CLEVELAND — Advocates and supporters of the soon-to-be-built Red Line Greenway trail are upset with the Cleveland Metroparks after the early work done on the $6.4 million project included the removal of numerous trees. While the Friends of the Red Line Greenway organization and the Metroparks differ on the exact number of trees that were removed, many of the trees were planted and pruned by volunteers over the years.
The two-mile long greenway will hug the RTA’s Red Line across Cleveland’s West Side from the Michael Zone Recreation Center to where the trail terminates in Downtown Cleveland. Eventually, the trail will connect with the Cleveland Foundation Centennial trail near Franklin Ave. and Columbus Rd. The contract on the $6.4 million project was awarded in August. Construction began this month.
Over the week of Christmas, Lennie Stover, the founder of the Friends of the Red Line Greenway organization, received a call from a concerned citizen about the number of trees that had been removed along the trail between Abbey Ave. and Franklin Ave. Stover, who has keys to the security gates, notified RTA dispatch and showed News 5 the bare hillsides the trees once occupied.
“They took out a massive amount of trees,” Stover said. “These are mature, healthy trees. There were maybe two of the hundreds of trees that were dead and should have been taken out. Otherwise, volunteers have been grooming these trees for 42 years. I was stunned. I really didn’t understand the need for it.”
A spokesperson for the Cleveland Metroparks, the lead agency on the project, offered a starkly different count on the number of trees that were removed. Only 20 trees were removed, the spokesperson said, and their removal was included in the long-established construction plans. The spokesperson said the trees that were removed will be replaced with new trees and landscaping when the construction wraps up in 2021.
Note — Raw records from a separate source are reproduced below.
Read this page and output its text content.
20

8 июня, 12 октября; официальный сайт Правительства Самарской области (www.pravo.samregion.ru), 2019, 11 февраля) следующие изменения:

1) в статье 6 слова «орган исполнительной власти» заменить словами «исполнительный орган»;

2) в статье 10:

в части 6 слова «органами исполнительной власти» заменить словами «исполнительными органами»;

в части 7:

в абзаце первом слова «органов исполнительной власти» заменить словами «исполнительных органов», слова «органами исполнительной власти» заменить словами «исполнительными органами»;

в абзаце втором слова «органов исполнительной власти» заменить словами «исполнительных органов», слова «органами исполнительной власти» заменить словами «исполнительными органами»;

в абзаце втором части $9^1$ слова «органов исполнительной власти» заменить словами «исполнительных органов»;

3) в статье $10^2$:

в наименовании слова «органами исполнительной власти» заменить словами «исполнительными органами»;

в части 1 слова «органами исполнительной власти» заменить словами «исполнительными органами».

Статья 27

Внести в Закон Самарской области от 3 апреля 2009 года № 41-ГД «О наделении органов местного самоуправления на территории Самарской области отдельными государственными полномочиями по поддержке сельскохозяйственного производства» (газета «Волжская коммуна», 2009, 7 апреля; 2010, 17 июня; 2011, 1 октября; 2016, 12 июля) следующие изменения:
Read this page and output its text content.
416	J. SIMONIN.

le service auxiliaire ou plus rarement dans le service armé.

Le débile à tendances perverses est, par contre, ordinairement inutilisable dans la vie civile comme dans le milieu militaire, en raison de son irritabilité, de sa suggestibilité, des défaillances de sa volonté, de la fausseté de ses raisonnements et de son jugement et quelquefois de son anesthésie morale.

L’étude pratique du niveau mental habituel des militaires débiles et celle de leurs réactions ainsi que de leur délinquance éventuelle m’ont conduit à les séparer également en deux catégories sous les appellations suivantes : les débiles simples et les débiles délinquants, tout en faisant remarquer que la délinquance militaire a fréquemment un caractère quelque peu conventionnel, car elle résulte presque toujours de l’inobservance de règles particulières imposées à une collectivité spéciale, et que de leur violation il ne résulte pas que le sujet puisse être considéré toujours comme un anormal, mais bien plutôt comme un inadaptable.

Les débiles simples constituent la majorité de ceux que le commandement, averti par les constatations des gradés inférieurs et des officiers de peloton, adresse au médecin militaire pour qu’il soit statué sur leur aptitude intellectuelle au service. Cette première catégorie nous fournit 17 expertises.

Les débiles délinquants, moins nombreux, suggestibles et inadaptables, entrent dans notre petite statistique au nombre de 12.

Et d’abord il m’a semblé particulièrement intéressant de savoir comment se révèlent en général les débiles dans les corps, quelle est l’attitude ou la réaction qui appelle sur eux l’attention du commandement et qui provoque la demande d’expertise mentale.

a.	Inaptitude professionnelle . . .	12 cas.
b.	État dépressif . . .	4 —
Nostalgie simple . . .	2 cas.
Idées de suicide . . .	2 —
Stover and dozens of other volunteers have spent countless hours mowing, trimming and removing dead vegetation along the trail’s route for years. Stover said it has been a labor of love. Although he is pleased to know the Metroparks will replace the trees that were removed, those new trees will still be decades away from providing a desirable urban canopy.
“We need beautiful access. We need access ramps that are accessible to everyone including those with disabilities. We all want that but we had higher visions,” Stover said. “To me they are treating urban trails differently than they treat suburban trails and not in a good way."